I testified on Nov. 19, 2020, before the Senate Committee on Homeland Security and Governmental Affairs, making the case that the only option to prevent mass casualties before and during the implementation of the vaccine is to make an emergency public health pivot to early home treatment. Oral medications taken early is the only way we can keep COVID-19 patients at home and avoid spread of the infection to others when they break isolation to go to emergency rooms and hospitals. Currently available oral medications, when prescribed in a sequenced regimen, have been shown to reduce the risks of hospitalization and death. The other expert witnesses testified that the breadth of scientific information demonstrates that this approach indeed has worked, or has had a reasonable chance of success with acceptable public safety, and we should kick this into high-gear before more Americans die.
The hearing garnered considerable attention, and more Americans are receiving sequenced multi-drug therapy at home through telemedicine, 24-hour hotlines, and independent research programs. Many rely on the American Association of Physicians and Surgeons home-based COVID-19 treatment guide as a framework. Another hearing is set for Dec. 1, intended to overcome inertia and drive our governmental stakeholders to action assisting doctors and mid-level providers in responding to the distressed calls from patients at home with acute COVID-19 during the next few months. Removal of barriers for rapid prescription of anti-infective drugs, steroids, blood thinners and home oxygen will be critical to align all health agencies and physician organizations in response to this need.

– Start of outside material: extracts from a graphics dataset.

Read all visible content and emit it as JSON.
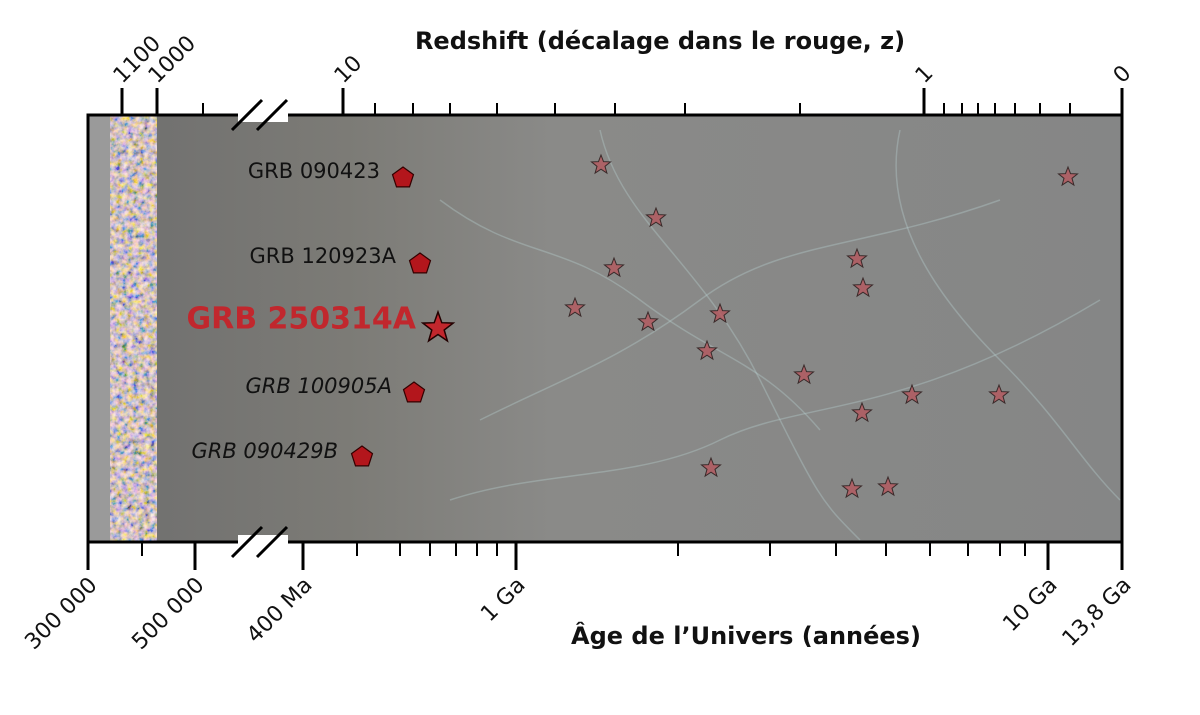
{
  "top_axis": {
    "title": "Redshift (décalage dans le rouge, z)",
    "ticks": [
      "1100",
      "1000",
      "10",
      "1",
      "0"
    ]
  },
  "bottom_axis": {
    "title": "Âge de l’Univers (années)",
    "ticks": [
      "300 000",
      "500 000",
      "400 Ma",
      "1 Ga",
      "10 Ga",
      "13,8 Ga"
    ]
  },
  "bursts": [
    "GRB 090423",
    "GRB 120923A",
    "GRB 250314A",
    "GRB 100905A",
    "GRB 090429B"
  ]
}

Public health historians will look back and call out a blunder. The lack of investment, execution of large-scale clinical trials, and implementation of available oral medications in a sequenced regimen, conceptualized by doctors in early April, was responsible for the greatest amount of human suffering and death in our nation’s history. The avoidable loss of life is in the hundreds of thousands. The great gamble on the vaccine was a race in time in which “warp speed” was simply not fast enough for those ill now and over the months to come before immunity closes out the crisis.
Peter A. McCullough, MD, MPH, is an internist, cardiologist and epidemiologist in Texas. He has authored more than 600 cited works in the National Library of Medicine, including 23 on clinical aspects of the infection, and lectured across the world on contemporary medical issues. In response to the COVID-19 disaster, Dr. McCullough and colleagues published the first guidance for the medical treatment of ambulatory patients in the American Journal of Medicine. The opinions expressed here are his own.